Personal information
- Full name: Alexandru Iuliu Csepreghi
- Born: 28 March 1987 (age 38) Baia Mare, Romania
- Nationality: Romanian
- Height: 1.95 m (6 ft 5 in)
- Playing position: Left Back / Middle Back

Youth career
- Years: Team
- 1998–2004: CS Marta Baia Mare

Senior clubs
- Years: Team
- 2004–2007: Minaur Baia Mare
- 2007–2014: HCM Constanța
- 2014–2018: US Créteil Handball
- 2018–2022: Minaur Baia Mare
- 2022-2023: CSM București
- 2023-2024: CSM Sighișoara

National team
- Years: Team
- 2006–2022: Romania

= Alexandru Csepreghi =

Romanian handball player (born 1987)

Alexandru Iuliu Csepreghi (born 28 March 1987) is a Romanian former handballer who is best known for his spells at HCM Constanța, US Cretail Handball and the Romania national team.
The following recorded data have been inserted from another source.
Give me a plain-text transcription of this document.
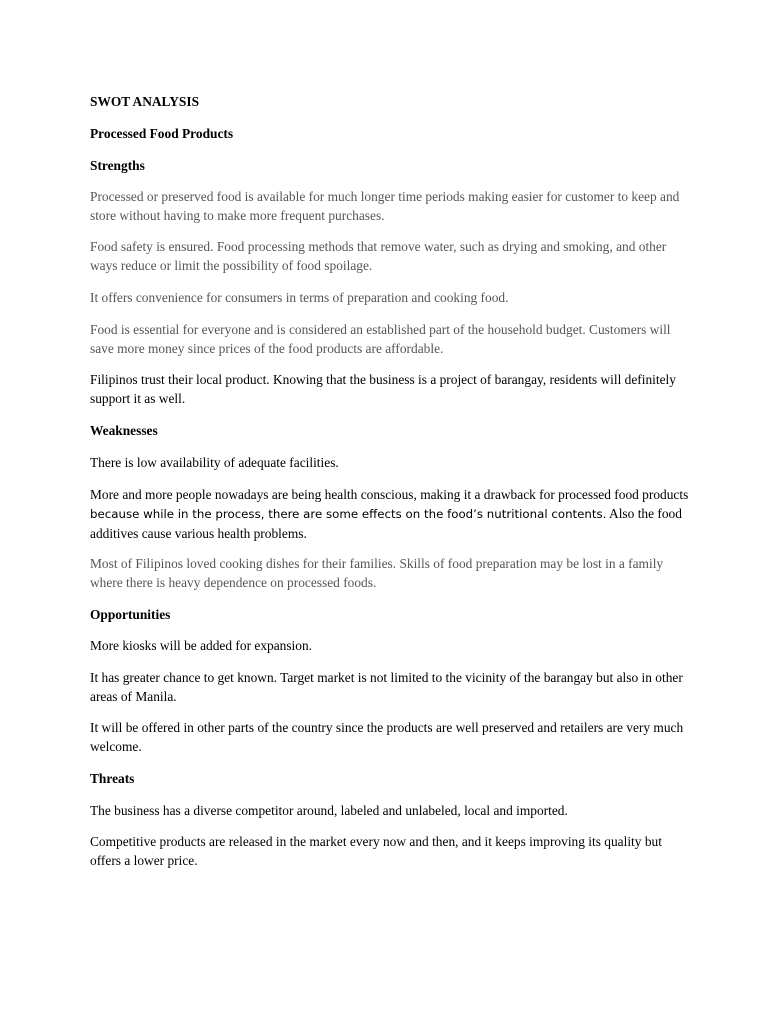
SWOT ANALYSIS

Processed Food Products

Strengths

Processed or preserved food is available for much longer time periods making easier for customer to keep and store without having to make more frequent purchases.

Food safety is ensured. Food processing methods that remove water, such as drying and smoking, and other ways reduce or limit the possibility of food spoilage.

It offers convenience for consumers in terms of preparation and cooking food.

Food is essential for everyone and is considered an established part of the household budget. Customers will save more money since prices of the food products are affordable.

Filipinos trust their local product. Knowing that the business is a project of barangay, residents will definitely support it as well.

Weaknesses

There is low availability of adequate facilities.

More and more people nowadays are being health conscious, making it a drawback for processed food products because while in the process, there are some effects on the food’s nutritional contents. Also the food additives cause various health problems.

Most of Filipinos loved cooking dishes for their families. Skills of food preparation may be lost in a family where there is heavy dependence on processed foods.

Opportunities

More kiosks will be added for expansion.

It has greater chance to get known. Target market is not limited to the vicinity of the barangay but also in other areas of Manila.

It will be offered in other parts of the country since the products are well preserved and retailers are very much welcome.

Threats

The business has a diverse competitor around, labeled and unlabeled, local and imported.

Competitive products are released in the market every now and then, and it keeps improving its quality but offers a lower price.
Currently he is manager and coach of his own handball academy Academia de Handbal "Alexandru Csepreghi".

==Achievements==
- Liga Națională:
  - Gold Medalist: 2009, 2010, 2011, 2012, 2013, 2014
  - Silver Medalist: 2008
  - Bronze Medalist: 2005
- Cupa României:
  - Winner: 2011, 2012, 2013, 2014
- Supercupa României:
  - Winner: 2008, 2011, 2013
- EHF Cup:
  - Fourth place: 2014
- EHF Cup Winners' Cup:
  - Quarterfinalist: 2007, 2009

==Individual awards==
- Liga Națională Top Scorer: 2019
- Gala Premiilor Handbalului Românesc Liga Națională Most Valuable Player: 2019

==Personal life==
His mother was also a handball player. Csepreghi is married since 2010.